Con las elecciones presidenciales en puerta, México se prepara para afrontar un fin de semana particularmente convulso. En medio de una polarización sin precedentes, magnificada por la caja de resonancia de las redes sociales, hemos visto toda clase de proclamas, discursos, peroratas, alegatos y arengas a favor y en contra de las dos candidatas principales que se disputan una contienda que derivará, inevitablemente, en un hecho histórico: México será gobernado por primera vez por una mujer.
Dentro de todo el activismo político que ha tenido lugar en los medios masivos, independientes y alternativos, no hemos visto una sola postura emitida por algún futbolista, entrenador o club. Y con tanto lodo, no es que haga falta, la verdad. Lo interesante del caso es que en México existe una aversión y un temor incontestable respecto a mezclar política y fútbol, circunstancia que tiene sus cosas buenas y malas. Esta tradición ha provocado que el futbolista y el entrenador mexicano carezcan, por definición, de conciencia política. Uno puede suponer que la indiferencia que siempre se ha mostrado desde el gremio por los acontecimientos sociales y políticos tenga que ver con una distancia prudente y saludable, sobre todo en un país salpicado por la corrupción. Pero el asunto es mucho más complejo.
“Demonizar los vínculos entre política y deporte habla mucho del tipo de sociedad que somos”
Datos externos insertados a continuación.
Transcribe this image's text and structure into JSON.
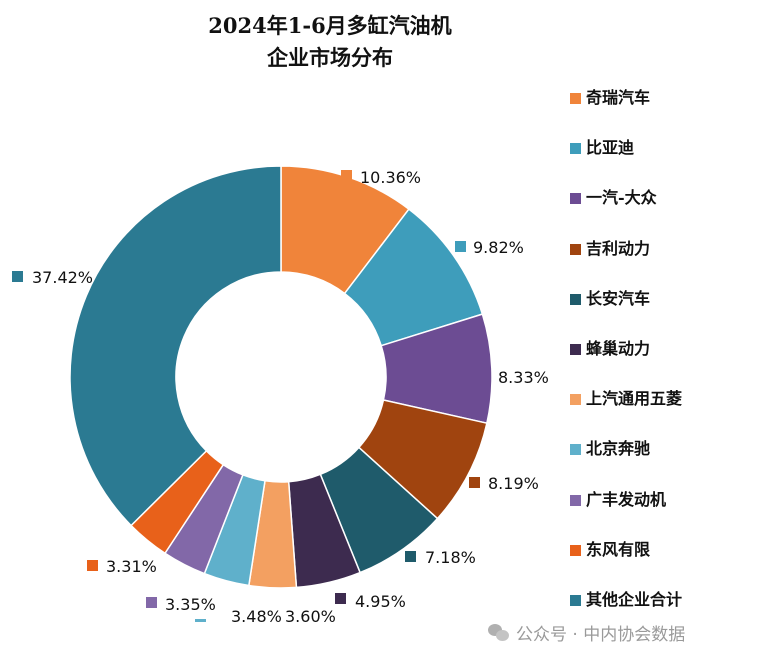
{
  "chart_data": {
    "type": "pie",
    "variant": "donut",
    "title": "2024年1-6月多缸汽油机\n企业市场分布",
    "title_lines": [
      "2024年1-6月多缸汽油机",
      "企业市场分布"
    ],
    "legend_position": "right",
    "categories": [
      "奇瑞汽车",
      "比亚迪",
      "一汽-大众",
      "吉利动力",
      "长安汽车",
      "蜂巢动力",
      "上汽通用五菱",
      "北京奔驰",
      "广丰发动机",
      "东风有限",
      "其他企业合计"
    ],
    "values": [
      10.36,
      9.82,
      8.33,
      8.19,
      7.18,
      4.95,
      3.6,
      3.48,
      3.35,
      3.31,
      37.42
    ],
    "data_labels": [
      "10.36%",
      "9.82%",
      "8.33%",
      "8.19%",
      "7.18%",
      "4.95%",
      "3.60%",
      "3.48%",
      "3.35%",
      "3.31%",
      "37.42%"
    ],
    "colors": [
      "#F0843A",
      "#3E9DBB",
      "#6C4C93",
      "#A0440F",
      "#1F5B6B",
      "#3D2B4F",
      "#F3A061",
      "#5FB0CB",
      "#8268A8",
      "#E8611A",
      "#2B7A92"
    ]
  },
  "watermark": "公众号 · 中内协会数据"
}
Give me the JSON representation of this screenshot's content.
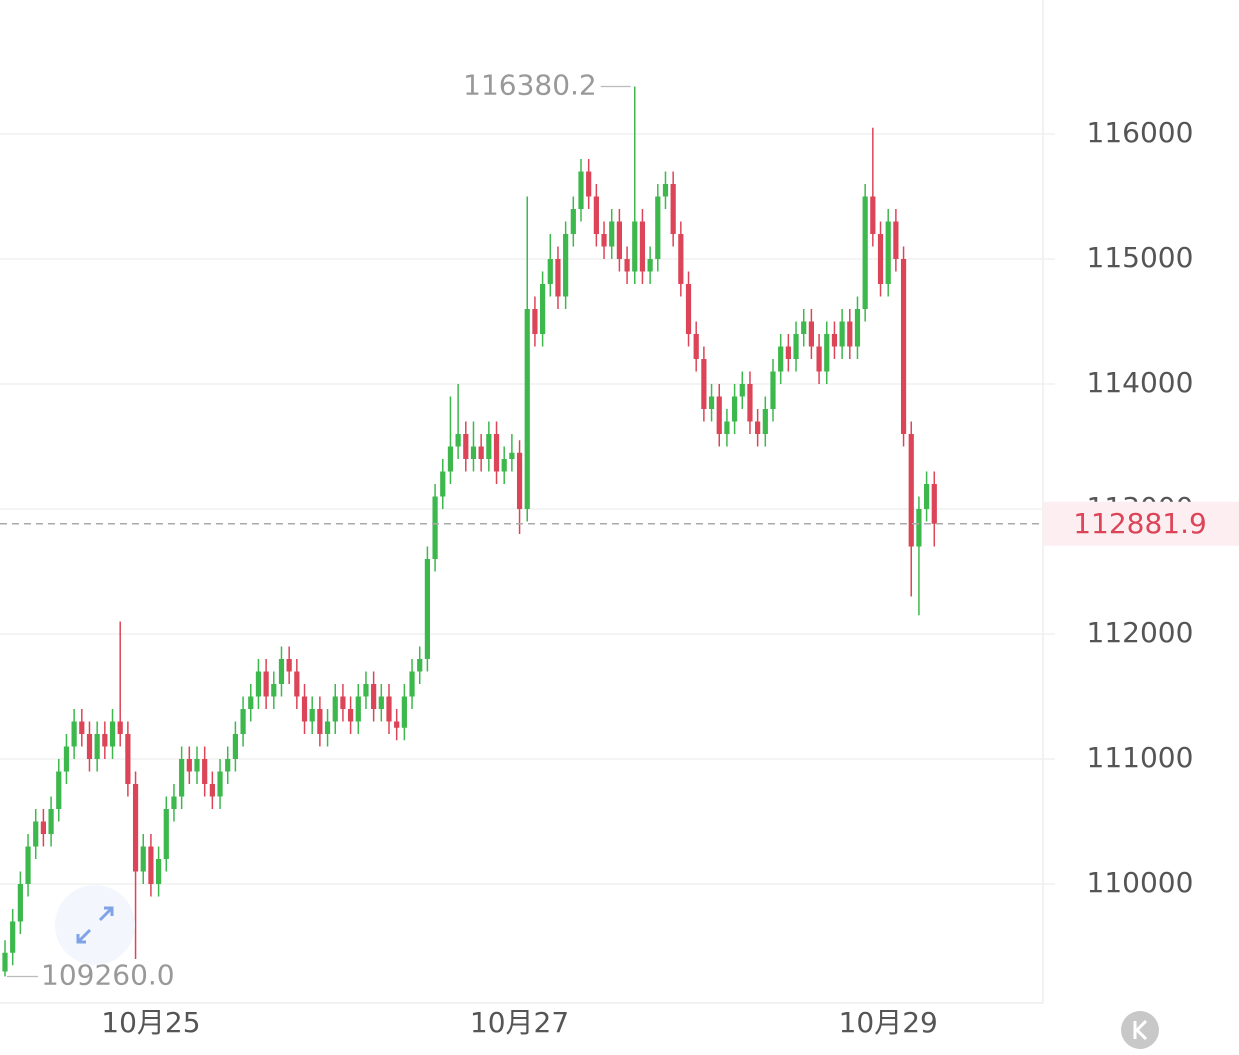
{
  "chart_data": {
    "type": "candlestick",
    "categories": [
      null,
      null,
      null,
      null,
      null,
      null,
      null,
      null,
      null,
      null,
      null,
      null,
      null,
      null,
      null,
      null,
      null,
      null,
      null,
      "10月25",
      null,
      null,
      null,
      null,
      null,
      null,
      null,
      null,
      null,
      null,
      null,
      null,
      null,
      null,
      null,
      null,
      null,
      null,
      null,
      null,
      null,
      null,
      null,
      null,
      null,
      null,
      null,
      null,
      null,
      null,
      null,
      null,
      null,
      null,
      null,
      null,
      null,
      null,
      null,
      null,
      null,
      null,
      null,
      null,
      null,
      null,
      null,
      "10月27",
      null,
      null,
      null,
      null,
      null,
      null,
      null,
      null,
      null,
      null,
      null,
      null,
      null,
      null,
      null,
      null,
      null,
      null,
      null,
      null,
      null,
      null,
      null,
      null,
      null,
      null,
      null,
      null,
      null,
      null,
      null,
      null,
      null,
      null,
      null,
      null,
      null,
      null,
      null,
      null,
      null,
      null,
      null,
      null,
      null,
      null,
      null,
      "10月29",
      null,
      null,
      null,
      null,
      null,
      null
    ],
    "open": [
      109300,
      109450,
      109700,
      110000,
      110300,
      110500,
      110400,
      110600,
      110900,
      111100,
      111300,
      111200,
      111000,
      111200,
      111100,
      111300,
      111200,
      110800,
      110100,
      110300,
      110000,
      110200,
      110600,
      110700,
      111000,
      110900,
      111000,
      110800,
      110700,
      110900,
      111000,
      111200,
      111400,
      111500,
      111700,
      111500,
      111600,
      111800,
      111700,
      111500,
      111300,
      111400,
      111200,
      111300,
      111500,
      111400,
      111300,
      111500,
      111600,
      111400,
      111500,
      111300,
      111250,
      111500,
      111700,
      111800,
      112600,
      113100,
      113300,
      113500,
      113600,
      113400,
      113500,
      113400,
      113600,
      113300,
      113400,
      113450,
      113000,
      114600,
      114400,
      114800,
      115000,
      114700,
      115200,
      115400,
      115700,
      115500,
      115200,
      115100,
      115300,
      115000,
      114900,
      115300,
      114900,
      115000,
      115500,
      115600,
      115200,
      114800,
      114400,
      114200,
      113800,
      113900,
      113600,
      113700,
      113900,
      114000,
      113700,
      113600,
      113800,
      114100,
      114300,
      114200,
      114400,
      114500,
      114300,
      114100,
      114400,
      114300,
      114500,
      114300,
      114600,
      115500,
      115200,
      114800,
      115300,
      115000,
      113600,
      112700,
      113000,
      113200
    ],
    "high": [
      109550,
      109800,
      110100,
      110400,
      110600,
      110600,
      110700,
      111000,
      111200,
      111400,
      111400,
      111300,
      111300,
      111300,
      111400,
      112100,
      111300,
      110900,
      110400,
      110400,
      110300,
      110700,
      110800,
      111100,
      111100,
      111100,
      111100,
      110900,
      111000,
      111100,
      111300,
      111500,
      111600,
      111800,
      111800,
      111700,
      111900,
      111900,
      111800,
      111600,
      111500,
      111500,
      111400,
      111600,
      111600,
      111500,
      111600,
      111700,
      111700,
      111600,
      111600,
      111400,
      111600,
      111800,
      111900,
      112700,
      113200,
      113400,
      113900,
      114000,
      113700,
      113700,
      113600,
      113700,
      113700,
      113500,
      113600,
      113550,
      115500,
      114700,
      114900,
      115200,
      115100,
      115300,
      115500,
      115800,
      115800,
      115600,
      115300,
      115400,
      115400,
      115100,
      116380.2,
      115400,
      115100,
      115600,
      115700,
      115700,
      115300,
      114900,
      114500,
      114300,
      114000,
      114000,
      113800,
      114000,
      114100,
      114100,
      113800,
      113900,
      114200,
      114400,
      114400,
      114500,
      114600,
      114600,
      114400,
      114500,
      114500,
      114600,
      114600,
      114700,
      115600,
      116050,
      115300,
      115400,
      115400,
      115100,
      113700,
      113100,
      113300,
      113300
    ],
    "low": [
      109260,
      109350,
      109600,
      109900,
      110200,
      110300,
      110300,
      110500,
      110800,
      111000,
      111100,
      110900,
      110900,
      111000,
      111000,
      111100,
      110700,
      109400,
      110000,
      109900,
      109900,
      110100,
      110500,
      110600,
      110800,
      110800,
      110700,
      110600,
      110600,
      110800,
      110900,
      111100,
      111300,
      111400,
      111400,
      111400,
      111500,
      111600,
      111400,
      111200,
      111200,
      111100,
      111100,
      111200,
      111300,
      111200,
      111200,
      111400,
      111300,
      111300,
      111200,
      111150,
      111150,
      111400,
      111600,
      111700,
      112500,
      113000,
      113200,
      113400,
      113300,
      113300,
      113300,
      113300,
      113200,
      113200,
      113300,
      112800,
      112900,
      114300,
      114300,
      114700,
      114600,
      114600,
      115100,
      115300,
      115400,
      115100,
      115000,
      115000,
      114900,
      114800,
      114800,
      114800,
      114800,
      114900,
      115400,
      115100,
      114700,
      114300,
      114100,
      113700,
      113700,
      113500,
      113500,
      113600,
      113800,
      113600,
      113500,
      113500,
      113700,
      114000,
      114100,
      114100,
      114300,
      114200,
      114000,
      114000,
      114200,
      114200,
      114200,
      114200,
      114500,
      115100,
      114700,
      114700,
      114900,
      113500,
      112300,
      112150,
      112900,
      112700
    ],
    "close": [
      109450,
      109700,
      110000,
      110300,
      110500,
      110400,
      110600,
      110900,
      111100,
      111300,
      111200,
      111000,
      111200,
      111100,
      111300,
      111200,
      110800,
      110100,
      110300,
      110000,
      110200,
      110600,
      110700,
      111000,
      110900,
      111000,
      110800,
      110700,
      110900,
      111000,
      111200,
      111400,
      111500,
      111700,
      111500,
      111600,
      111800,
      111700,
      111500,
      111300,
      111400,
      111200,
      111300,
      111500,
      111400,
      111300,
      111500,
      111600,
      111400,
      111500,
      111300,
      111250,
      111500,
      111700,
      111800,
      112600,
      113100,
      113300,
      113500,
      113600,
      113400,
      113500,
      113400,
      113600,
      113300,
      113400,
      113450,
      113000,
      114600,
      114400,
      114800,
      115000,
      114700,
      115200,
      115400,
      115700,
      115500,
      115200,
      115100,
      115300,
      115000,
      114900,
      115300,
      114900,
      115000,
      115500,
      115600,
      115200,
      114800,
      114400,
      114200,
      113800,
      113900,
      113600,
      113700,
      113900,
      114000,
      113700,
      113600,
      113800,
      114100,
      114300,
      114200,
      114400,
      114500,
      114300,
      114100,
      114400,
      114300,
      114500,
      114300,
      114600,
      115500,
      115200,
      114800,
      115300,
      115000,
      113600,
      112700,
      113000,
      113200,
      112881.9
    ],
    "up_color": "#3db84c",
    "down_color": "#dc4457",
    "ylim": [
      109048,
      117072
    ],
    "yticks": [
      110000,
      111000,
      112000,
      113000,
      114000,
      115000,
      116000
    ],
    "grid": true,
    "last_price": 112881.9,
    "annotations": [
      {
        "value": 116380.2,
        "label": "116380.2"
      },
      {
        "value": 109260,
        "label": "109260.0"
      }
    ]
  }
}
El problema, creo yo, es que cuando hablamos de politizar el fútbol pensamos exclusivamente en los lugares más oscuros: propaganda, militancia, corporativismo, lavado de cara, conflictos de interés. Politizar el fútbol tiene que ver con otras cosas más sustanciales: defender ideas, convicciones, abrazar un origen común y un sentido de pertenencia. A mí me parecería bastante lógico que un club vinculado a la clase obrera despreciara abiertamente cualquier flirteo con la extrema derecha, por ejemplo. O, en sentido contrario, que un club presidido por un libertario —una imagen bastante recurrente en el fútbol actual— fuera renuente a crear un capital social con poder de decisión dentro de la institución.
Con esto no pretendo que los clubes, futbolistas y entrenadores se convierten en portavoces de agendas políticas o que intercedan para promover el voto en favor de tal o cual candidato. Hablo de implicarse y de utilizar el megáfono inherente a su profesión no para imponer sus simpatías o aversiones políticas, sino para promover la reflexión y la participación ciudadana a todos niveles, para recuperar los espacios comunes, para apelar a la memoria histórica. Hace no mucho, en el aniversario de la Revolución de los Claveles en Portugal —el levantamiento antifascista que permitió ponerle fin a una dictadura de casi cinco décadas—, vimos a los clubes profesionales sumarse en redes sociales a la conmemoración del hecho que restauró la democracia en el país. Por todo esto, creo que demonizar los vínculos entre política y deporte habla mucho del tipo de sociedad que somos.
“A mí me parecería bastante lógico que un club vinculado a la clase obrera despreciara abiertamente cualquier flirteo con la extrema derecha”
Es curioso que en México, a diferencia de otros países en el mundo, se tenga apenas registro de reivindicaciones, guiños o defensas a causas sociales, ya sea de carácter local o internacional. Y eso, para mí, supone un problema. Que en un país tan desigual, con tantos casos de corrupción, de despojos, de saqueos, de atropellos, de crímenes violentos, de injusticias, de escándalos impunes, de inmovilidad social y de explotación, nunca haya servido el fútbol, espejo y amplificador social donde los haya, para visibilizar o condenar acciones, me parece francamente inconcebible.
Por mucho que tienda cada vez más a aburguesarse, no olvidemos que el fútbol es un acto social y, en consecuencia, un acto político.